Displaying the results of analysis has also advanced. While creating charts and graphs has been an important part of the evolution of Excel, there are obvious limitations to power users seeking to make interesting visualizations from complex data. Vendors have created new ways for users to interact with data through a visualization, making it much easier for a non-technical user to get from data to answer. Modern visualization tools empower business users to understand data in a way that spreadsheets cannot and draw conclusions that would be impossible from a .csv file.
These are great times for data. Big data and complex data are being queried, manipulated, and visualized at a scale that was unimaginable only a decade or so ago. We are flooded with Big Data success stories, and the number of successes continues to grow. Advances in data are helping us understand how diseases are spread around the world, while companies like Pandora can accurately predict political leanings based on musical tastes.

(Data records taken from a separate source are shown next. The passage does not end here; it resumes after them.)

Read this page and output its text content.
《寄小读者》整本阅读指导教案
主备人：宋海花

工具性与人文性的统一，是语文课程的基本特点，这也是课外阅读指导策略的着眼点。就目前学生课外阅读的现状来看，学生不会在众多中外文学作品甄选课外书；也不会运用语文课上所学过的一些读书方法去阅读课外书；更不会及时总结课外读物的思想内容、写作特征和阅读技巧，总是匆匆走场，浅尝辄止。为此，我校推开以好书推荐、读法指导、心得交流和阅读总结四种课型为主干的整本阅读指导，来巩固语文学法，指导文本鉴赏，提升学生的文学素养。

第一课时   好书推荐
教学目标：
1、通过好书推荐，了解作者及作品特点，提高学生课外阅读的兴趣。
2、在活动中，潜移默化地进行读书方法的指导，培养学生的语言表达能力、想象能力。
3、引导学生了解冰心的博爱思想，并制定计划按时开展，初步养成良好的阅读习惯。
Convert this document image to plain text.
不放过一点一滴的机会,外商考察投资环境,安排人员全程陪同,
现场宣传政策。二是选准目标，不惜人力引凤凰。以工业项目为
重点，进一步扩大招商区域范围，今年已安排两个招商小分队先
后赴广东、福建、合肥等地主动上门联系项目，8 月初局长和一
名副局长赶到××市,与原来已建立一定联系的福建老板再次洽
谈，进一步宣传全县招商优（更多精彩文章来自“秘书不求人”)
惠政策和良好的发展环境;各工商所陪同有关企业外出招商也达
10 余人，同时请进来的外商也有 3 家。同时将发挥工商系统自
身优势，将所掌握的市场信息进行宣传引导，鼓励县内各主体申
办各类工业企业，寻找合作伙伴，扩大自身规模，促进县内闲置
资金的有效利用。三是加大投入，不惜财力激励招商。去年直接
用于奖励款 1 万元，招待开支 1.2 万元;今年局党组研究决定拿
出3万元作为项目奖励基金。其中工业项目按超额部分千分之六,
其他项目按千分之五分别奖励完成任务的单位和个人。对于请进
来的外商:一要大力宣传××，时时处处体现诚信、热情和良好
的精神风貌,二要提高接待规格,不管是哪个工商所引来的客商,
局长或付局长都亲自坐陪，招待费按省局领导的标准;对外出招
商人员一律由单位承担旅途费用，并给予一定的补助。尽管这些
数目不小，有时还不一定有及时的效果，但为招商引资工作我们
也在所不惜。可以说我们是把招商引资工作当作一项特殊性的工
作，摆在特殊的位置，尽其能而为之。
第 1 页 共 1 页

Each of these advancements are impressive, but they obscure a growing problem. The scale of data collected and stored continues to grow. Not only does our ability to collect data increase, but sensors and data collection are seeing their way into more devices every day. RFID tags, network logs, vehicle reporting, and satellite data contain information crucial to improving our work and our lives, so we collect as much of it as we can. In contrast to this growing stockpile of data is our collective ability to make sense of it all. To date, existing technologies have focused on creating a store of data and then querying it in specialized query languages. Visualization tools made great advances on this process by removing the language requirement and allowing users to work through a more human interface, but the basic process remains the same. These analytics technologies, traditional or visualization, allow analysts to understand their data by asking one question at a time. Each new technology that is built within this paradigm can only make the process for querying data faster.
The rate at which our data stores continue to grow is far outpacing our ability to create and run queries. And no serious Big Data thought leader has any expectation for this explosion of data to slow and so the gap between what we can collect and what we understand continues to grow. Until new methods that analyze and extract patterns from large and complex data sets automatically are implemented, this gap will become bigger and bigger.